StPO I: Die DNA-Mischspur als Beweisanzeichen, oder: Anforderungen an die Urteilsgründe

Ich stelle heute dann seit längerem mal wieder StPO-Entscheidungen vor.

An der Spitze hier dann zunächst der schon etwas ältere BGH, Beschl. v. 20.01.2022 – 5 StR 410/21 -, der noch einmal zu den Anforderungen an die Urteilsgründe Stellung nimmt, wenn die Feststellungen u.a. auf eine sog. DNA-Mischspur gestützt werden. Das LG hat den Angeklagten wegen gemeinschaftlichen unerlaubten Handeltreibens mit Betäubungsmitteln in nicht geringer Menge verurteilt. Dagegen das Rechtsmittel des Angeklagten, das mit der Sachrüge Erfolg hatte:

„Die Strafkammer hat sich von der (Mit-)Täterschaft des diese bestreitenden Angeklagten unter anderem aufgrund von in der Bunkerwohnung gefundenen übereinstimmenden DNA-Mischspuren überzeugt. Diese wurden an einem Koffer und an einer Plastiktüte festgestellt, in denen sich jeweils Betäubungsmittel befanden. Die Darstellung der Ergebnisse der molekulargenetischen Gutachten entspricht jedoch nicht den Anforderungen, die der Bundesgerichtshof in ständiger Rechtsprechung daran stellt.
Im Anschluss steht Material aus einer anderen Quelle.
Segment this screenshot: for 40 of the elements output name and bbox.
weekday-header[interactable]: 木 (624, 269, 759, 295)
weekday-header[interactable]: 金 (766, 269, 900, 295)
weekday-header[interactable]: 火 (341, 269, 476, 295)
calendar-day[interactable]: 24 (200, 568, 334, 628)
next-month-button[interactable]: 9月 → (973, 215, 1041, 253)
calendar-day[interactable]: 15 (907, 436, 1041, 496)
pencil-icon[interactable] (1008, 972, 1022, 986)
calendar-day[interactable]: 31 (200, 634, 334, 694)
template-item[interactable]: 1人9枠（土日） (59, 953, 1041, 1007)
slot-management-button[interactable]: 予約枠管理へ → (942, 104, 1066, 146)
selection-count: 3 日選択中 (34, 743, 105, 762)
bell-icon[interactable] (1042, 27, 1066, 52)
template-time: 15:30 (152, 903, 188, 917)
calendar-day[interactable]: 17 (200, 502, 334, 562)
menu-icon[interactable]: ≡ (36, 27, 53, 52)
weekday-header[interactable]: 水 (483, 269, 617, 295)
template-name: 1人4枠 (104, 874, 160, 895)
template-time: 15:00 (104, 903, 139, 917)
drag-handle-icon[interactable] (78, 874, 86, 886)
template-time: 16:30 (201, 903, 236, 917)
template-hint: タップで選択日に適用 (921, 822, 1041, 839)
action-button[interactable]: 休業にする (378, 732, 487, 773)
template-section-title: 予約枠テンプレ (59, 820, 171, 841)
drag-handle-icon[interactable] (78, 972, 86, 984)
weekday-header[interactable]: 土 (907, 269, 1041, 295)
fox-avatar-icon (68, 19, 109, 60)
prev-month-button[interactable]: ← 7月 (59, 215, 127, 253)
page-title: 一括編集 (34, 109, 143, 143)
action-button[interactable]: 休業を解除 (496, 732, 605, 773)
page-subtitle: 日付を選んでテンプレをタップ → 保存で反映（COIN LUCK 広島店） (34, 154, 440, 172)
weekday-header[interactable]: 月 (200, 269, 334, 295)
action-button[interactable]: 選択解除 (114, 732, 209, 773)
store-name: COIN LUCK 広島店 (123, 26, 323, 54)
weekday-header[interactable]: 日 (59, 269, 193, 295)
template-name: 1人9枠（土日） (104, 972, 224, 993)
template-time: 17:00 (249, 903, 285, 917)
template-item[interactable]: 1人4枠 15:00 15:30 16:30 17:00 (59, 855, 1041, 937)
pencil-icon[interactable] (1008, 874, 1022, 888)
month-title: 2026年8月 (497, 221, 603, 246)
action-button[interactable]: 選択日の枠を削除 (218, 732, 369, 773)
Insoweit gilt: Während bei Einzelspuren jedenfalls das Gutachtenergebnis in Form einer numerischen biostatistischen Wahrscheinlichkeitsaussage mitgeteilt werden muss, ist bei Mischspuren hingegen grundsätzlich darzulegen, wie viele Systeme untersucht wurden, ob und inwieweit sich Übereinstimmungen in den untersuchten Systemen ergeben haben und mit welcher Wahrscheinlichkeit die festgestellte Merkmalskombination bei einer anderen Person zu erwarten ist (vgl. BGH, Beschlüsse vom 28. August 2018 – 5 StR 50/17, BGHSt 63, 187; vom 9. November 2021 – 4 StR 262/21; vom 18. August 2021 – 5 StR 217/21; vom 12. August 2021 – 2 StR 325/20; vom 14. Juli 2021 – 6 StR 303/21, jeweils mwN). Daran fehlt es jeweils.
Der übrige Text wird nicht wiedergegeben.